Saturday, February 11, 2006

TOO LONG, MY BROTHERS AND SISTERS, TOO LONG

Communism and socialism have always been about oppression...it is only the true believers that haven't looked in the mirror and faced the reality of who the oppressors are. And here is a remarkable piece that pinpoints the precise moment in history that the revolution was mortally wounded by reality:
Given his own history, Khrushchev's speech was an act of great moral bravery and huge political recklessness. Speaking for nearly four hours, he stunned his listeners with a detailed and sweeping account of Stalin's mass arrests, deportations, torture and executions. Though the delegates were sworn to secrecy (and the speech remained unpublished in the USSR until 1988), the details soon leaked out, both in briefings to Soviet and satellite parties and, possibly at Khrushchev's own instigation, to the western media, including via John Rettie of Reuters, later of the Guardian.

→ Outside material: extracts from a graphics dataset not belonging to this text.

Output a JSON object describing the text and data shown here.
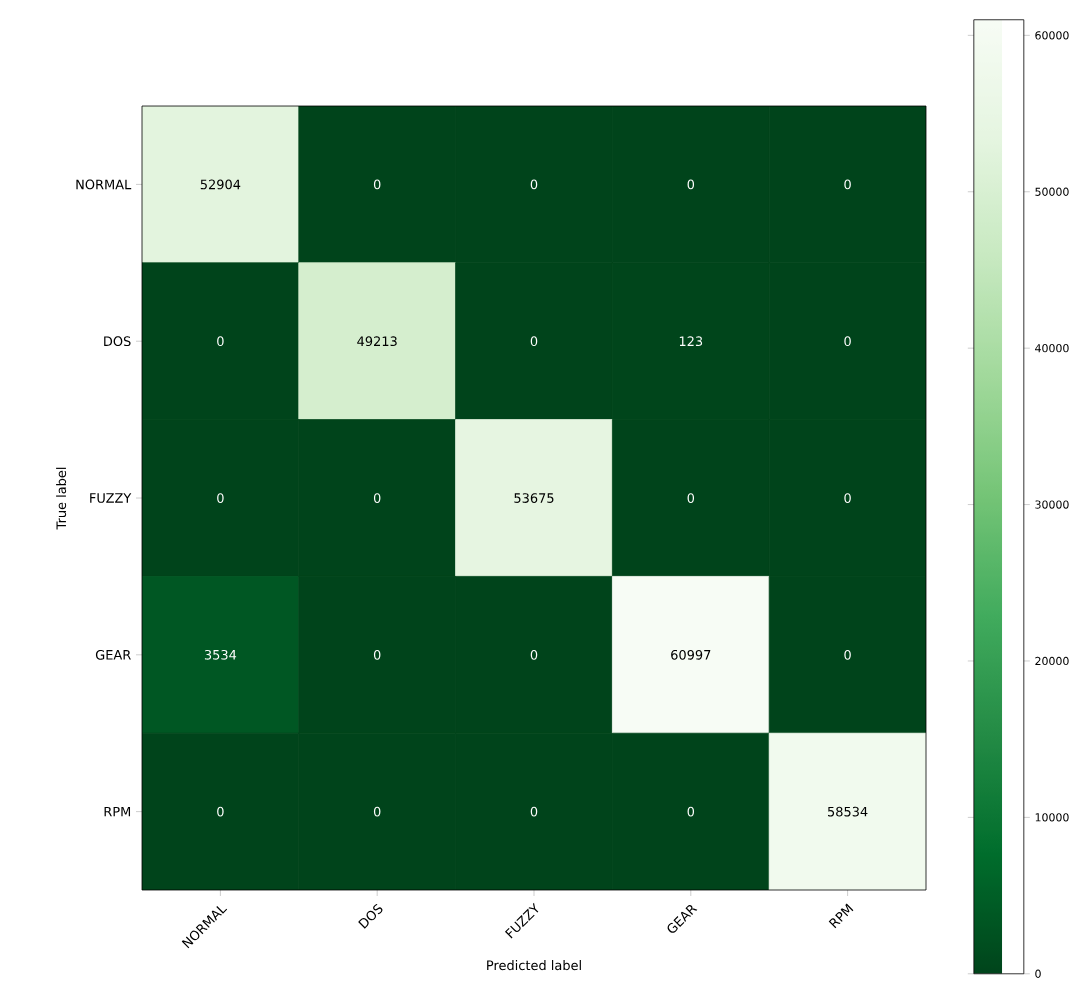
{
  "chart_data": {
    "type": "heatmap",
    "xlabel": "Predicted label",
    "ylabel": "True label",
    "categories": [
      "NORMAL",
      "DOS",
      "FUZZY",
      "GEAR",
      "RPM"
    ],
    "y_categories": [
      "NORMAL",
      "DOS",
      "FUZZY",
      "GEAR",
      "RPM"
    ],
    "cells": [
      [
        52904,
        0,
        0,
        0,
        0
      ],
      [
        0,
        49213,
        0,
        123,
        0
      ],
      [
        0,
        0,
        53675,
        0,
        0
      ],
      [
        3534,
        0,
        0,
        60997,
        0
      ],
      [
        0,
        0,
        0,
        0,
        58534
      ]
    ],
    "data_labels": true,
    "clim": [
      0,
      60997
    ],
    "cticks": [
      0,
      10000,
      20000,
      30000,
      40000,
      50000,
      60000
    ]
  }
}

The truth caved in on us, is how one person in the audience graphically described the speech. But as Tony Judt points out in his magisterial Postwar, it is important not to overstate what Khrushchev was attempting. His aim, not surprisingly, was a controlled de-Stalinisation that kept the revolutionary myth and the Soviet system intact. All the faults of the Bolshevik experience were laid at Stalin's door alone. But in his characteristically impulsive way, Khrushchev placed the possibility of a reformed Soviet system on the agenda. For the next decade, indeed, it was still possible to believe in that outcome, and there were true believers who persuaded themselves that it could happen, even 30 years later in the Gorbachev years. Harold Wilson's "white heat of the technological revolution" speech in 1963 can only be properly understood in the context of his fear that Khrushchev's boast that the USSR would outproduce the US by 1970 was well-founded. But the larger reality, as his biographer William Taubman says, is that the system never recovered from the secret speech and nor did Khrushchev.

The most immediate reason for this, especially outside Russia, was the suppression of the Hungarian democratic revolution in November 1956. From that moment on, communism was irrevocably more about oppression than liberation.

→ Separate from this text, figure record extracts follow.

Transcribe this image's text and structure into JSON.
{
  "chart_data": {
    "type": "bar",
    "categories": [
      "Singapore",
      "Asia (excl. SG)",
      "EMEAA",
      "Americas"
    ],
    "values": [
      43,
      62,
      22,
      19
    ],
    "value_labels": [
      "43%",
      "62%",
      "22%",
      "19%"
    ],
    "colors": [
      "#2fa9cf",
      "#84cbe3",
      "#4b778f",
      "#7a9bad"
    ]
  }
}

Read it all. Even a mortally wounded beast can still be very dangerous. And the remnants of those sick ideologies are still around to spread their poison in the world. They and their camp followers remain threats in the world and no longer desire or expect a utopian paradise. The modern adherents know full well that their ideology oppresses, kills and causes untold human misery. They don't care anymore about that. They are filled with envy, hatred and an unrivaled animosity toward the system of human interaction that has demonstrated its superiority to their holy religion.

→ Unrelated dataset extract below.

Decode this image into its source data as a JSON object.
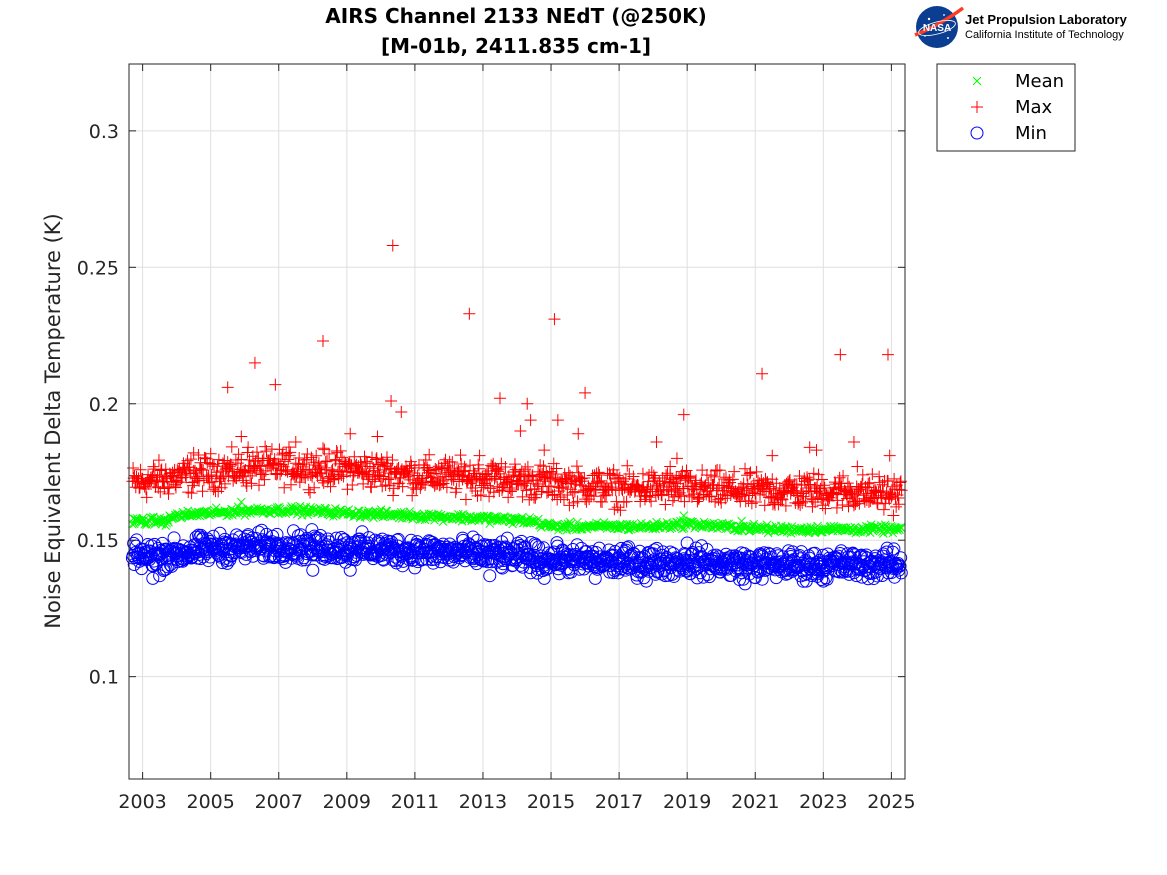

Their new goal in life is to undermine the west in any way possible. That is why you will find them in leadership positions for all the victimhood cults that promote identity politics; and why you will find them supporting the dictators and tyrants of the world regardless of race, religion, or creed. That is why they enable radical Islam. The enemy of their enemy remains their friend because it is so delightful to share the hatred.

Those who still capable of believing in the Marxist religion will always be equal-opportunity haters of freedom, democracy and individualism; and the mortal enemies of humanity.

The essay concludes with this astonishing paragraph:
But the cold-war syllogism lives on today in a new guise. Too many haters of capitalism and the United States still cram everything into the frame of untruth and self-deception that says my enemy's enemy is still my friend because, even if he blows up my family on the tube, murders my colleagues on the bus or threatens to behead me for publishing a drawing, he is still at war with Bush, Blair and Berlusconi. It is 50 years this month since that simplistic view of the world lost whatever moral purchase it may once have had. It is time such thinking was, to choose a sadly appropriate word, purged. Too long, my brothers and my sisters, too long.


Communism and socialism have always been about oppression. It is only the true believers and the many useful idiots of the west who have failed to notice.

UPDATE: And speaking of useful idiots, Alexandra at All Things Beautiful takes them to task. I hope they are listening, but I am doubtful they are willing to look in the mirror she provides.